A quick question for those of you who favor gun control and say that a person who is attacked should have no right to kill the attacker in self-defense:
Do you expect for innocent people just to submit to death or torture or rape at the hands of their attacker? What would be allowable in such a scenario? If a person defended themselves and ended up having to use lethal force against their attacker, and their attacker died, do you believe the person who defended themselves should be charged with a crime?
I mean this question in all sincerity, because after reading the responses to Annie’s query, I am very confused about the gun control perspective. I am neutral on this. I have no agenda currently, other than wrapping my brain around this concept.
St Thomas set the parameters of a ‘blameless defense’ in Summa Theologica.
Nothing hinders one act from having two effects, only one of which is intended, while the other is beside the intention. Now moral acts take their species according to what is intended, and not according to what is beside the intention, since this is accidental as explained above. Accordingly the act of self-defense may have two effects, one is the saving of one’s life, the other is the slaying of the aggressor. Therefore this act, since one’s intention is to save one’s own life, is not unlawful, seeing that it is natural to everything to keep itself in “being,” as far as possible. **And yet, though proceeding from a good intention, an act may be rendered unlawful, if it be out of proportion to the end. Wherefore if a man, in self-defense, uses more than necessary violence, it will be unlawful: whereas if he repel force with moderation his defense will be lawful, because according to the jurists **[Cap. Significasti, De Homicid. volunt. vel casual.], “it is lawful to repel force by force, provided one does not exceed the limits of a blameless defense.” Nor is it necessary for salvation that a man omit the act of moderate self-defense in order to avoid killing the other man, since one is bound to take more care of one’s own life than of another’s. But as it is unlawful to take a man’s life, except for the public authority acting for the common good, as stated above (Article 3),
it is not lawful for a man to intend killing a man in self-defense, except for such as have public authority, who while intending to kill a man in self-defense, refer this to the public good, as in the case of a soldier fighting against the foe, and in the minister of the judge struggling with robbers, although even these sin if they be moved by private animosity.

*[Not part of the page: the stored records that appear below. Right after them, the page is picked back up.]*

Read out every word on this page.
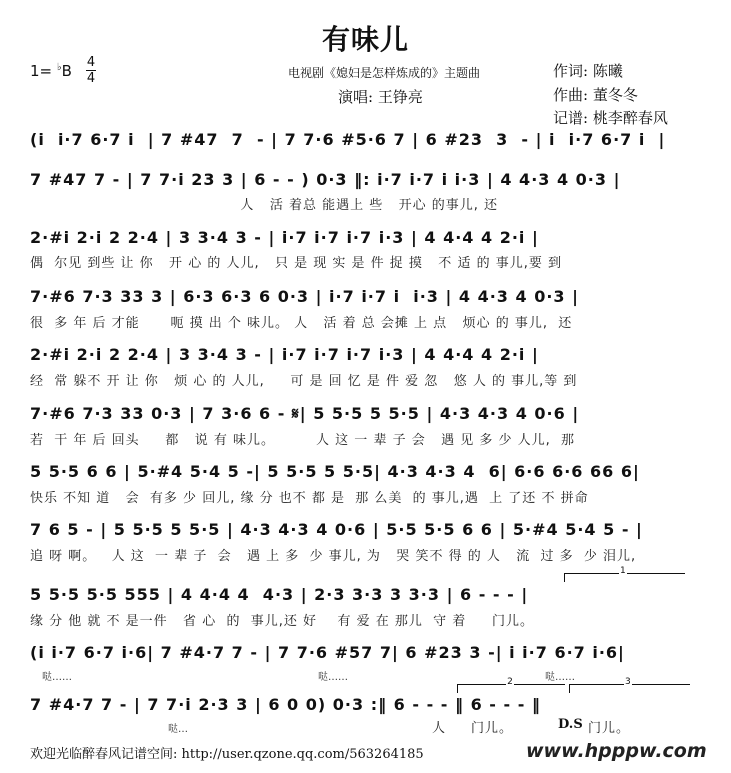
有味儿
1= ♭B 4
4	电视剧《媳妇是怎样炼成的》主题曲
演唱: 王铮亮
作词: 陈曦
作曲: 董冬冬
记谱: 桃李醉春风
(i  i·7 6·7 i  | 7 #47  7  - | 7 7·6 #5·6 7 | 6 #23  3  - | i  i·7 6·7 i  |
7 #47 7 - | 7 7·i 23 3 | 6 - - ) 0·3 ‖: i·7 i·7 i i·3 | 4 4·3 4 0·3 |
人   活 着总 能遇上 些   开心 的事儿, 还
2·#i 2·i 2 2·4 | 3 3·4 3 - | i·7 i·7 i·7 i·3 | 4 4·4 4 2·i |
偶  尔见 到些 让 你   开 心 的 人儿,   只 是 现 实 是 件 捉 摸   不 适 的 事儿,要 到
7·#6 7·3 33 3 | 6·3 6·3 6 0·3 | i·7 i·7 i  i·3 | 4 4·3 4 0·3 |
很  多 年 后 才能      呃 摸 出 个 味儿。 人   活 着 总 会摊 上 点   烦心 的 事儿,  还
2·#i 2·i 2 2·4 | 3 3·4 3 - | i·7 i·7 i·7 i·3 | 4 4·4 4 2·i |
经  常 躲不 开 让 你   烦 心 的 人儿,     可 是 回 忆 是 件 爱 忽   悠 人 的 事儿,等 到
7·#6 7·3 33 0·3 | 7 3·6 6 - 𝄋| 5 5·5 5 5·5 | 4·3 4·3 4 0·6 |
若  干 年 后 回头     都   说 有 味儿。        人 这 一 辈 子 会   遇 见 多 少 人儿,  那
5 5·5 6 6 | 5·#4 5·4 5 -| 5 5·5 5 5·5| 4·3 4·3 4  6| 6·6 6·6 66 6|
快乐 不知 道   会  有多 少 回儿, 缘 分 也不 都 是  那 么美  的 事儿,遇  上 了还 不 拼命
7 6 5 - | 5 5·5 5 5·5 | 4·3 4·3 4 0·6 | 5·5 5·5 6 6 | 5·#4 5·4 5 - |
追 呀 啊。   人 这  一 辈 子  会   遇 上 多  少 事儿, 为   哭 笑不 得 的 人   流  过 多  少 泪儿,
1
5 5·5 5·5 555 | 4 4·4 4  4·3 | 2·3 3·3 3 3·3 | 6 - - - |
缘 分 他 就 不 是一件   省 心  的  事儿,还 好    有 爱 在 那儿  守 着     门儿。
(i i·7 6·7 i·6| 7 #4·7 7 - | 7 7·6 #57 7| 6 #23 3 -| i i·7 6·7 i·6|
哒……	哒……	哒……
2	3
7 #4·7 7 - | 7 7·i 2·3 3 | 6 0 0) 0·3 :‖ 6 - - - ‖ 6 - - - ‖
哒…	人 门儿。	D.S 门儿。
欢迎光临醉春风记谱空间: http://user.qzone.qq.com/563264185	www.hpppw.com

So while it is lawful to use moderate force in repelling an act of aggression even if that results in the death of the aggressor, it is not lawful for an individual person to
intend to kill in self defense. Now I’m suggesting here, that owning an instrument that is guaranteed to kill, in anticipation that you may one day be attacked, constitutes
intending to kill in self defense. Others have circumnavigated that point by saying they don’t own the gun to intend to kill… they only *intend *to stop the aggressor by aiming at the largest mass area of the body which is the chest area. I counter that reasoning by the same process as we would define ‘occasion of sin’. “I didn’t intend to have sex. I just intended to lie in bed cuddling with no clothes on”.
When scenarios are offered to support everyone owning a gun for self defense, they appeal to the empathy that the rational person would have on hearing about a large ugly aggressor attacking a small delicate lady or a vulnerable child and mother. Their aim in using that tack is to ask, “are we willing to sacrifice these vulnerable people for the sake of the criminal”. I counter that with the overwhelming view of outside observers of US culture in saying that by flooding the community with guns and tolerating the inordinately high incidence of school and university gun massacres as well as the inordinately high murder rate in the country… the sacrifice of the young and vulnerable to the gun culture is already shocking and has the empathy of rational people who find death and crime horrible.